Video (VHS) by Pantera
- Released: November 11, 1997
- Genre: Groove metal
- Length: 120:56
- Label: Elektra
- Director: Dimebag Darrell; Daryl Arnberger;
- Producer: Alyson Careaga

Pantera chronology
| Vulgar Video (1993) | 3 Watch It Go (1997) | 3 Vulgar Videos from Hell (1999) |

= 3 Watch It Go =

3 Watch It Go is the third home video by American heavy metal band Pantera. It was released on VHS through Elektra Records on November 11, 1997. The video features band footage and includes music videos for "Planet Caravan", "I'm Broken" and "5 Minutes Alone" from the studio album Far Beyond Driven (1994), and for "Drag the Waters" from The Great Southern Trendkill (1996). It won a 1997 Metal Edge Readers' Choice Award for Best Video Cassette.

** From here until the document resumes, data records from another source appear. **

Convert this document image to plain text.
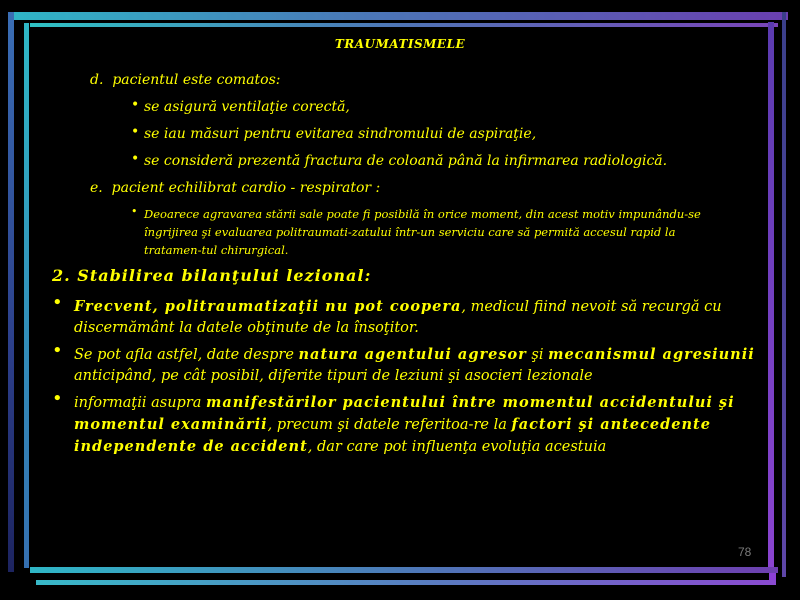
TRAUMATISMELE
d. pacientul este comatos:
• se asigură ventilaţie corectă,
• se iau măsuri pentru evitarea sindromului de aspiraţie,
• se consideră prezentă fractura de coloană până la infirmarea radiologică.
e. pacient echilibrat cardio - respirator :
• Deoarece agravarea stării sale poate fi posibilă în orice moment, din acest motiv impunându-se îngrijirea şi evaluarea politraumati-zatului într-un serviciu care să permită accesul rapid la tratamen-tul chirurgical.
2. Stabilirea bilanţului lezional:
• Frecvent, politraumatizaţii nu pot coopera, medicul fiind nevoit să recurgă cu discernământ la datele obţinute de la însoţitor.
• Se pot afla astfel, date despre natura agentului agresor şi mecanismul agresiunii anticipând, pe cât posibil, diferite tipuri de leziuni şi asocieri lezionale
• informaţii asupra manifestărilor pacientului între momentul accidentului şi momentul examinării, precum şi datele referitoa-re la factori şi antecedente independente de accident, dar care pot influenţa evoluţia acestuia
78
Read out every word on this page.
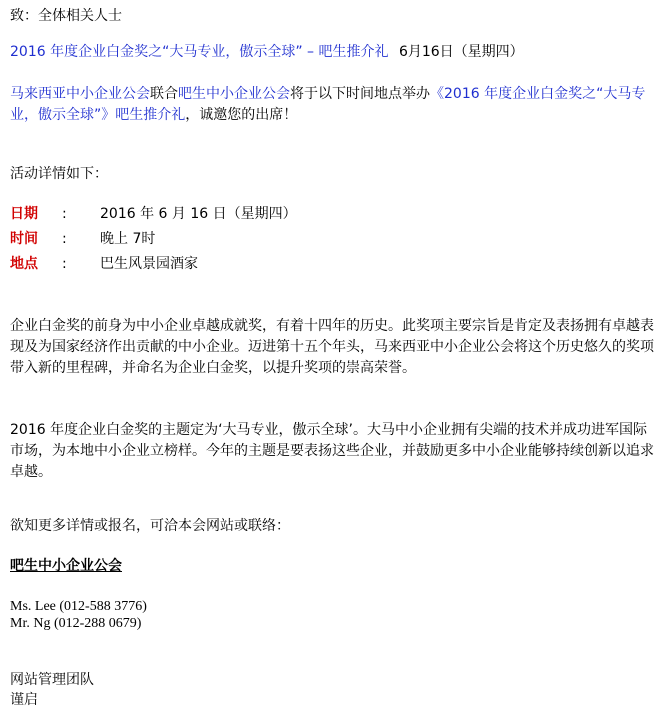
致：全体相关人士
2016 年度企业白金奖之“大马专业，傲示全球” – 吧生推介礼 6月16日（星期四）
马来西亚中小企业公会联合吧生中小企业公会将于以下时间地点举办《2016 年度企业白金奖之“大马专业，傲示全球”》吧生推介礼，诚邀您的出席！
活动详情如下：
日期 : 2016 年 6 月 16 日（星期四）
时间 : 晚上 7时
地点 : 巴生风景园酒家
企业白金奖的前身为中小企业卓越成就奖，有着十四年的历史。此奖项主要宗旨是肯定及表扬拥有卓越表现及为国家经济作出贡献的中小企业。迈进第十五个年头，马来西亚中小企业公会将这个历史悠久的奖项带入新的里程碑，并命名为企业白金奖，以提升奖项的崇高荣誉。
2016 年度企业白金奖的主题定为‘大马专业，傲示全球’。大马中小企业拥有尖端的技术并成功进军国际市场，为本地中小企业立榜样。今年的主题是要表扬这些企业，并鼓励更多中小企业能够持续创新以追求卓越。
欲知更多详情或报名，可洽本会网站或联络：
吧生中小企业公会
Ms. Lee (012-588 3776)
Mr. Ng (012-288 0679)
网站管理团队
谨启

3 Watch It Go was re-released on DVD, along with the two previous home videos of the band (Cowboys from Hell: The Videos and Vulgar Video), in the form of 3 Vulgar Videos from Hell.

== Track listing ==
1. "I'm Broken"
2. "5 Minutes Alone"
3. "Drag the Waters"
4. "Planet Caravan"

== Personnel ==
- Phil Anselmo – vocals
- Dimebag Darrell – guitar, director, film, footage
- Rex Brown – bass
- Vinnie Paul – drums
- Daryl "Bobby Tongs" Arnberger – director, film, footage
- David Lockard – assistant director
- Alyson Careaga – producer
- Erinn Williams – executive producer
- Brian Hicks – editor
- Ronny Gordon – editor
- Arnold Branch – online editor
- Rob Toscano – assistant online editor
- Daniel Ricci – audio mix, sound design
- Chris Floberg – additional audio engineering
- Aaron Barnes – additional footage
- Jeff Judd – additional footage

==Certifications==

| Region | Certification | Certified units/sales |
| Australia (ARIA) | Gold | 7,500^{^} |
| United States (RIAA) | Platinum | 100,000^{^} |
^{^} Shipments figures based on certification alone.